Derzeitiges Nicht-Arbeitsbuch: Klaus Manns „Mephisto“ in schöner DDR-Gestaltung; beim letzten Besuch in Halle aus einem Antiquariat mitgenommen, hier mit Charlotte-Salomon-Lesezeichen aus dem Jüdischen Museum in Amsterdam. Der Roman ist schon gemeinfrei, da Mann bereits 1949 verstarb.
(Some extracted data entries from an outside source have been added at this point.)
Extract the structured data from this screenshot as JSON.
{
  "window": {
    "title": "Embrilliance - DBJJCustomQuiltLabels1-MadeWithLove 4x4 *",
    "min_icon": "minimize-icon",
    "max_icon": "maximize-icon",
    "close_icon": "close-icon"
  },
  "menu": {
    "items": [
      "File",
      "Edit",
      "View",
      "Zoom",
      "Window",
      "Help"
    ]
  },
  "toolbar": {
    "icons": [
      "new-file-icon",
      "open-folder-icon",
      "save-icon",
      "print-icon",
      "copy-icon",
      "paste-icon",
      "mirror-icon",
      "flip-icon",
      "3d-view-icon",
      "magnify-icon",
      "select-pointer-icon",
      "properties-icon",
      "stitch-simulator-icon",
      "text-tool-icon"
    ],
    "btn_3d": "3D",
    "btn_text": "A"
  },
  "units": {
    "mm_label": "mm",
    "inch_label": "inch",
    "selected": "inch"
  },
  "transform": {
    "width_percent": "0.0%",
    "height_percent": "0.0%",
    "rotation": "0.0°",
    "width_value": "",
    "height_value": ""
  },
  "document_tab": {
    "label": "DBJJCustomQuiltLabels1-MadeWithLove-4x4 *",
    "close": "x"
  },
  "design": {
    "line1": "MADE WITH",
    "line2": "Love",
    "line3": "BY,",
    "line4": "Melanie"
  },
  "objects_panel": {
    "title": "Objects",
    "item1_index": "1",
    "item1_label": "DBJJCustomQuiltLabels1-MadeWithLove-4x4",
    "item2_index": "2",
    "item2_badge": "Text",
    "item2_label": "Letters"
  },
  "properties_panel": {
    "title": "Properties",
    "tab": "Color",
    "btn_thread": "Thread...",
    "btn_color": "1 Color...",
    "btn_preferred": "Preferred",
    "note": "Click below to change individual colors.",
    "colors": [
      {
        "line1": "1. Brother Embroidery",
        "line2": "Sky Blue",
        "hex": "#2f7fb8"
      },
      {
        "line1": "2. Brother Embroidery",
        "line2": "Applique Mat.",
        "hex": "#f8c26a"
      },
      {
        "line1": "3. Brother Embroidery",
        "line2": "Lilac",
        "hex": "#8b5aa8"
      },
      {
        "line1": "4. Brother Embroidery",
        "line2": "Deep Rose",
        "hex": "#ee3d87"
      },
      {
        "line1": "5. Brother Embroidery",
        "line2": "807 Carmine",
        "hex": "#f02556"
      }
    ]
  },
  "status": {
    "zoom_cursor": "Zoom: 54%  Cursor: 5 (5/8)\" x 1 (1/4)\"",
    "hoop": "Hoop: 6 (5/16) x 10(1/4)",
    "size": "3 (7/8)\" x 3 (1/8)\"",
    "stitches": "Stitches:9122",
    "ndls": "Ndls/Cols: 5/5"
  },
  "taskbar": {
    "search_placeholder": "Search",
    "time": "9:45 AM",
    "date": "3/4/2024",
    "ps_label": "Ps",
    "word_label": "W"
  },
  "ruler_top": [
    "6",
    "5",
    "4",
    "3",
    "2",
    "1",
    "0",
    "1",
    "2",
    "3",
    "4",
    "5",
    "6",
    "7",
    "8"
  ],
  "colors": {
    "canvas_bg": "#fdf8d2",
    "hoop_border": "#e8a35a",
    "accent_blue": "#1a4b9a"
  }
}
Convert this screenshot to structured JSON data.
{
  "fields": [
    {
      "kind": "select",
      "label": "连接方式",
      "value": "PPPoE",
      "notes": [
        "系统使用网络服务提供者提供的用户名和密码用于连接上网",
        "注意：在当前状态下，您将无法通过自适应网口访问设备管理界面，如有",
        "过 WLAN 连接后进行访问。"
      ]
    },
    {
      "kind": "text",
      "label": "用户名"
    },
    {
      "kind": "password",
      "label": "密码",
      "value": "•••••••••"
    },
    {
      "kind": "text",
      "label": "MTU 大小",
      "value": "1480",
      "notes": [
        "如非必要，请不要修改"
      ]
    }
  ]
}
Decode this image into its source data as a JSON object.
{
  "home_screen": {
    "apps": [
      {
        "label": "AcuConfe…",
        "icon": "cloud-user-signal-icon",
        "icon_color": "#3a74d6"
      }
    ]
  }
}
„Das schöne Hotel an einem der oberbayrischen Seen hatte Nicoletta empfohlen, die das junge Paar auf seiner kleinen Hochzeitsreise begleitete. Barbara war hier sehr glücklich: sie liebte diese Landschaft, die, mit ihren hügeligen Wiesen, Wäldern und Gewässern, noch sanft, noch unpathetisch war, aber doch schon das Heroische und Kühne als ein Element und eine Möglichkeit in sich enthielt. Bei föhnigem Wetter schien das Gebirge ganz nah heranzukommen. Im Licht des Sonnenuntergangs verfärbten die zackigen Gipfel, die schneeigen Hänge sich blutig. Noch schöner aber fand Barbara ihren Anblick, wenn sie, während der Stunde vor dem Dunkelwerden, in einer erhabenen Bleichheit, in einem eisigen Frieden standen und wie geformt aus einer fremden, spröden, unendlich kostbaren, bei aller Härte sehr empfindlichen Substanz, die nicht Glas zu sein schien, nicht Metall und nicht Stein, vielmehr die seltenste und gänzlich unbekannte Materie.

Hendrik war unempfänglich für Reiz und Größe der Landschaft. Die Atmosphäre des elegant geführten Hotels beunruhigte und erregte ihn. Den Kellnern gegenüber verhielt er sich mißtrauisch und reizbar; er behauptete, daß sie ihn schlechter behandelten als die übrigen Gäste, und machte Barbara Vorwürfe, daß sie ihn jetzt schon dazu verleite, über seine Verhältnisse zu leben. Anderseits war er voll Genugtuung über das feine Milieu. »Es sind außer uns beinah nur Engländer hier!« stellte er befriedigt fest.“

Klaus Mann: „Mephisto. Roman einer Karriere“, Berlin/Weimar 1971 (Erstausgabe Amsterdam 1936), S. 128.